Watching the English by Kate Fox

(This post contains an affiliate link. If you buy Dr Fox’s book I’ll receive a small commission from uk.bookshop.org.)

Cover of Watching the English by Kate Fox

One of the first nonfiction books to really jump out at me, to show that you can be utterly serious about your subject but communicate it with playfulness and verve, was Watching the English by Kate Fox.

At the time I was still researching for my doctorate. In our group of friends there was one chap who would go out for a smoke whenever it came time for him to buy a round. The man who I’d later marry attempted to rectify this in the most academic way possible: with a citation.
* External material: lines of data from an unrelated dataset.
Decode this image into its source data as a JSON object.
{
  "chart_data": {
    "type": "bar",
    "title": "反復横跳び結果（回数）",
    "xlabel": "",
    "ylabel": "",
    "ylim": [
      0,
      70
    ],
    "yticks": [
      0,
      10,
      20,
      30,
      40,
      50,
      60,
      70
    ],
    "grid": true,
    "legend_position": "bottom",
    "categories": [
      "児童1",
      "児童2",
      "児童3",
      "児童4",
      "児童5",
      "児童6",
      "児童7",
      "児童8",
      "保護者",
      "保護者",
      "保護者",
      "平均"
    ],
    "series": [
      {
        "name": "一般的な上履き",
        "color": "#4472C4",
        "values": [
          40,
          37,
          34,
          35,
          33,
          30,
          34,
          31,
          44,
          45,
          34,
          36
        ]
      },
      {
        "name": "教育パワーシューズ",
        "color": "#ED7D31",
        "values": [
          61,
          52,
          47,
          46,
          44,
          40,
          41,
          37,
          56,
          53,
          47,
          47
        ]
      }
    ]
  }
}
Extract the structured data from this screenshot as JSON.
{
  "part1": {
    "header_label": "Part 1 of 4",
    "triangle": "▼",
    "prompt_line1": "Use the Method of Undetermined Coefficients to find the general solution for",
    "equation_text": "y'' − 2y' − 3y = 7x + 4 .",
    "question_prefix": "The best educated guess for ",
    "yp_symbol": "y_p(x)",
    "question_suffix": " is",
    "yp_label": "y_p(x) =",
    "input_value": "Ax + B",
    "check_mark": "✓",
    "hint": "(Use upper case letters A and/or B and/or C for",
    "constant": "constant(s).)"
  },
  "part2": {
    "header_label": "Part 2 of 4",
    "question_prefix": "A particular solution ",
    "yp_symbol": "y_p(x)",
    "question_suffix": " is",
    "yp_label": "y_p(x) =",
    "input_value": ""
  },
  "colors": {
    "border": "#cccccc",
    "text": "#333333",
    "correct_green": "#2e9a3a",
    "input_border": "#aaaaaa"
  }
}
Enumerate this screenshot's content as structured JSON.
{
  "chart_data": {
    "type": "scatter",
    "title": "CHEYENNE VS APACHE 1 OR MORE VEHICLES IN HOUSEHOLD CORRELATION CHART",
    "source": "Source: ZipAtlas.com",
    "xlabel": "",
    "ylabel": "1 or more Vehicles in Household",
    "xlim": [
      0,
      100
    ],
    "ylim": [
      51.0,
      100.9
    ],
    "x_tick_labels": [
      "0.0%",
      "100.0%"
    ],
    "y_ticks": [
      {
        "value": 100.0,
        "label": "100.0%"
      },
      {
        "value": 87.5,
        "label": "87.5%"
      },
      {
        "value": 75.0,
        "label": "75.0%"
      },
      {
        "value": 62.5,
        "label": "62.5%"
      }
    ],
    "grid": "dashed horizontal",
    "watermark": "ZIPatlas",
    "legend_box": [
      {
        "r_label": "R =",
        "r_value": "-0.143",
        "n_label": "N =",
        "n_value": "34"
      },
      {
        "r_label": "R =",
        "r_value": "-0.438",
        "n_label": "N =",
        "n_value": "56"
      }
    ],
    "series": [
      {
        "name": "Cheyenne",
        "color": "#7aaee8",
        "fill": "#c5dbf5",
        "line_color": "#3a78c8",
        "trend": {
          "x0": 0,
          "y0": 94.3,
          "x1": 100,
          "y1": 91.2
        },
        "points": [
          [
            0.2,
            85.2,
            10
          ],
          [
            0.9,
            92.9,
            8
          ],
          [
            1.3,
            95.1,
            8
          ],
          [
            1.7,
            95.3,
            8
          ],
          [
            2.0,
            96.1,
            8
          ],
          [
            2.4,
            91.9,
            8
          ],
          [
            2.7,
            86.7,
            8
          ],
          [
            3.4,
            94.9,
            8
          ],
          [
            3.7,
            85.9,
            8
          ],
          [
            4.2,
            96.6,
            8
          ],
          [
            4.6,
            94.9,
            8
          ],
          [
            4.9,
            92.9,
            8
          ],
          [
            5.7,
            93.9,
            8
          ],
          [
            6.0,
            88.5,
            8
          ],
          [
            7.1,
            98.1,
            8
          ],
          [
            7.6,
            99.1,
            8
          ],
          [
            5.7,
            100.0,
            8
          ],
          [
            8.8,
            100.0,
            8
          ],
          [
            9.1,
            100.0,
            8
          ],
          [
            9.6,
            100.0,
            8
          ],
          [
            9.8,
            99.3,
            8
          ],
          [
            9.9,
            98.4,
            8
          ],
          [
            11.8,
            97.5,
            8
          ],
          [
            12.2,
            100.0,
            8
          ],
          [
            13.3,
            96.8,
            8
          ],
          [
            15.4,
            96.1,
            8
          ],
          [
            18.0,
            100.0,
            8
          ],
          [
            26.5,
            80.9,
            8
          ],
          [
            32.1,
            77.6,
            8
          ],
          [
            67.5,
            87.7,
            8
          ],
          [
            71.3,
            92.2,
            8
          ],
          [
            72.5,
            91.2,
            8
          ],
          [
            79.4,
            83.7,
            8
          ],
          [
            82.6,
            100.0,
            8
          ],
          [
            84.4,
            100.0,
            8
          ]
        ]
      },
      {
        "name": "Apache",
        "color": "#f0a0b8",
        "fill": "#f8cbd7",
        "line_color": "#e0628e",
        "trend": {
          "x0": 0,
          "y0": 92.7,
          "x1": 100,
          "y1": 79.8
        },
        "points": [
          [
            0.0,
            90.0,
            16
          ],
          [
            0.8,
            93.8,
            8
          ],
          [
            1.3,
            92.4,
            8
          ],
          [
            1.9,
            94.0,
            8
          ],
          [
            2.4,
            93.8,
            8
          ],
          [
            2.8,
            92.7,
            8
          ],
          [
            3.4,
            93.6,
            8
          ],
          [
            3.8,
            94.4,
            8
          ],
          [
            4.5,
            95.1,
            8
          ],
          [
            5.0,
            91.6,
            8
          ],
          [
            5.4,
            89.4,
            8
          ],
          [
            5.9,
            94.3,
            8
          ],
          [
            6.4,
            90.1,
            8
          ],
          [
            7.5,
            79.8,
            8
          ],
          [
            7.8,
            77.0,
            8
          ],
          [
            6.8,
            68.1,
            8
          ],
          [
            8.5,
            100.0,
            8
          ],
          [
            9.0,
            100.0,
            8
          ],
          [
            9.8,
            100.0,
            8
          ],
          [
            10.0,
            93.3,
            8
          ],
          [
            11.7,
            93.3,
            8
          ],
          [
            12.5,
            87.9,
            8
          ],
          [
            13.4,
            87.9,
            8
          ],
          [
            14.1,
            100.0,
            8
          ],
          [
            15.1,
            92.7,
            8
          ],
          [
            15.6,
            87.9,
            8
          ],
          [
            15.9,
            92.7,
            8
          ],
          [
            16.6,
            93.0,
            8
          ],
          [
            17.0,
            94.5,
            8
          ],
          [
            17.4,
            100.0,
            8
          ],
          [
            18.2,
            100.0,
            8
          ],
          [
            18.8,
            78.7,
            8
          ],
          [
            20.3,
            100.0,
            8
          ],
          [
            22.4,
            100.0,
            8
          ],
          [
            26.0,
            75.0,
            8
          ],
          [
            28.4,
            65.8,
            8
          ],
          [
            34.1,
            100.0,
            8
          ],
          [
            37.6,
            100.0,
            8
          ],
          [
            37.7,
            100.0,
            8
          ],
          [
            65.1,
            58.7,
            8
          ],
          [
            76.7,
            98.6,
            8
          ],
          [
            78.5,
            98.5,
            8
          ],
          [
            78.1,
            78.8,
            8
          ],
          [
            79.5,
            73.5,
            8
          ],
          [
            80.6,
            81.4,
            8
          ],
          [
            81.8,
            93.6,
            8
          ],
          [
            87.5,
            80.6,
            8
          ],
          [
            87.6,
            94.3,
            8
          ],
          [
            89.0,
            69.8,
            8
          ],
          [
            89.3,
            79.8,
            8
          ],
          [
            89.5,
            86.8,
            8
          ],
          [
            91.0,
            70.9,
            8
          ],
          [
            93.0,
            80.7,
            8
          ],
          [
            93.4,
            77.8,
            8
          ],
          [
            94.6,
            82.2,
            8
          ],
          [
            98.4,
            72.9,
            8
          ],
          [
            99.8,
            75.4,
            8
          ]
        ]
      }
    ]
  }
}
My future spouse forwarded one of Dr Fox’s papers – Passport to the Pub – to our mailing list. He highlighted the following quote:

“To the natives, round-buying is sacred. Not ‘buying your round’ is more than just a breach of pub etiquette: it is heresy… [buying rounds] prevents bloodshed.”

Neither Passport to the Pub nor Watching the English taught our friend to buy rounds, but it did teach me what nonfiction could be. Dr Fox writes to entertain as well as educate.

In a time where 48% of us can’t fathom what the other 52% are thinking, Watching the English is a warm and funny reminder of all we have in common.